La desinformación se ha vuelto una de las pandemias de nuestra era. A tal punto que la crítica literaria estadounidense Michiko Kakutani habla de “la muerte de la verdad”. Ese entorno se presta fácilmente a la propagación de teorías de la conspiración y estas alimentan movimientos extremistas que luego desembocan en violencia, como sucedió con los golpistas que tomaron el Capitolio el 6 de enero de 2021. Otra vez, la BBC pone el ejemplo de seriedad profesional. La cadena británica nombró una directora de desinformación y redes sociales, Marianna Spring, encargada de combatir las teorías de conspiración y las fake news en la esfera pública. Pero todo esto será insuficiente si los actores privados a cargo de los medios de comunicación no asumen su responsabilidad.
No hay sanción social ni legal para los empresarios que se anuncian en medios de comunicación que difunden propaganda antidemocrática, fake news o teorías de la conspiración. Tampoco se juzga a quienes patrocinan las campañas de políticos con valores claramente antidemocráticos. El comentarista en jefe de asuntos internacionales de Financial Times, Gideon Rachman, ha explicado la importancia de que los juicios a Donald Trump y Boris Johnson demostraran que, en las democracias, nadie está por encima de la ley. El estado de derecho rige a todos por igual, de la misma manera que todos los ciudadanos son responsables de la preservación de la democracia liberal. Los medios de comunicación pueden y deben dar máxima publicidad a estos juicios, a manera de ejemplo aleccionador en el civismo para todos los ciudadanos que debemos educar en el cosmopolitismo.
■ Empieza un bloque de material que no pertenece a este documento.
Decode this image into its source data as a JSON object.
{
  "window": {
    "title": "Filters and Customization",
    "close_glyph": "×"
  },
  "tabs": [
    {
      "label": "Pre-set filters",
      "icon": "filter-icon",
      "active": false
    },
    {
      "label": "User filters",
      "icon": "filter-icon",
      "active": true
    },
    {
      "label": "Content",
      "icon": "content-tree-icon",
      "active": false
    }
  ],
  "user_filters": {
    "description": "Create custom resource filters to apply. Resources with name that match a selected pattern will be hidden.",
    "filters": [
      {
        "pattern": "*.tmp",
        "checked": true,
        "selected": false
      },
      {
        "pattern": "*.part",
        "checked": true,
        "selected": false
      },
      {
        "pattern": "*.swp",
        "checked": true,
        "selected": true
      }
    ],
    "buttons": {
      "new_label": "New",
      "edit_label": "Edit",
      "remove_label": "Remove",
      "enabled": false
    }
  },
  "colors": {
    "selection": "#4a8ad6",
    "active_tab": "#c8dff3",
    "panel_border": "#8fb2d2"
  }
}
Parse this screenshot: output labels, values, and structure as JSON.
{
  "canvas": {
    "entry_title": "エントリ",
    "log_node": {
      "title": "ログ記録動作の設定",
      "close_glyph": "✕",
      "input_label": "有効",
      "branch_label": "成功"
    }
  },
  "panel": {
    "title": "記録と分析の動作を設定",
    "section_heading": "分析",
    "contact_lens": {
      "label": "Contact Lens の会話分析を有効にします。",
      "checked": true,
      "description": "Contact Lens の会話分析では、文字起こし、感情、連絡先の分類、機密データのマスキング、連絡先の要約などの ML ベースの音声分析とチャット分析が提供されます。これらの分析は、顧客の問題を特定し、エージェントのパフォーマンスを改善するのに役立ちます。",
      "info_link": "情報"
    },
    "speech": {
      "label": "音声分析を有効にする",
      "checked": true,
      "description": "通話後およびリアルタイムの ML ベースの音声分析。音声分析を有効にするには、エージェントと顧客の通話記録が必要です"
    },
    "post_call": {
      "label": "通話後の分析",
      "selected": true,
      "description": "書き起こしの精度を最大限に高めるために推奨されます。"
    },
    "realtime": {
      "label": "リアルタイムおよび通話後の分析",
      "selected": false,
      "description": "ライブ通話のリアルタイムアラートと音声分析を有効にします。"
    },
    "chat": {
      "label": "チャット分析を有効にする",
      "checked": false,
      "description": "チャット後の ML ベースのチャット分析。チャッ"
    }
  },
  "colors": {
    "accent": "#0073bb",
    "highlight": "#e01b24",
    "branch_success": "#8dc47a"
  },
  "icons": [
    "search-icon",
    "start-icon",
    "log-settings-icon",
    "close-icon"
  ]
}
Tenemos mucho por hacer en este terreno, de hecho, apenas acabamos de empezar. En junio de 2022, los senadores Chris Coons (demócrata) y John Cornyn (republicano) presentaron en EEUU la iniciativa Civics Secures Democracy Act, una reforma para dotar de financiación millonaria a la educación cívica a diferentes niveles. La iniciativa fue presentada después de analizar diversos estudios donde descubrieron que solo el 47% de los estadounidenses podían nombrar correctamente los tres poderes y el 25% no era capaz de nombrar ninguno. EEUU es, teóricamente, la democracia más próspera y consolidada del mundo. Tras presentar y aprobar la iniciativa, empezó la discusión.
¿Qué contenidos deben enseñarse en los programas de educación cívica? Ahí se estancó todo por las diferencias ideológicas. Como diría el filósofo y catedrático de Derecho Constitucional Ronald Dworkin, “la idea crucial es la imaginación. El liberal está preocupado por ampliar la imaginación, sin imponer ninguna opción particular a la imaginación”. Necesitamos una propuesta imaginativa de educación cívica para todos. No será fácil.
Podemos tener a Winston Churchill en la tribuna parlamentaria defendiendo la democracia, pero si en la opinión pública no hay voces que acompañen esa defensa, el más elocuente de los oradores fracasará. Requerimos más figuras como las de George Orwell, ejemplarizantes e inspiradoras para las nuevas generaciones por su defensa irrenunciable de las libertades políticas y las obligaciones ciudadanas. No nos faltan intelectuales, requerimos más ciudadanos comprometidos porque nos hace falta una aldea global. It takes a global village. Ha llegado la hora de construirla.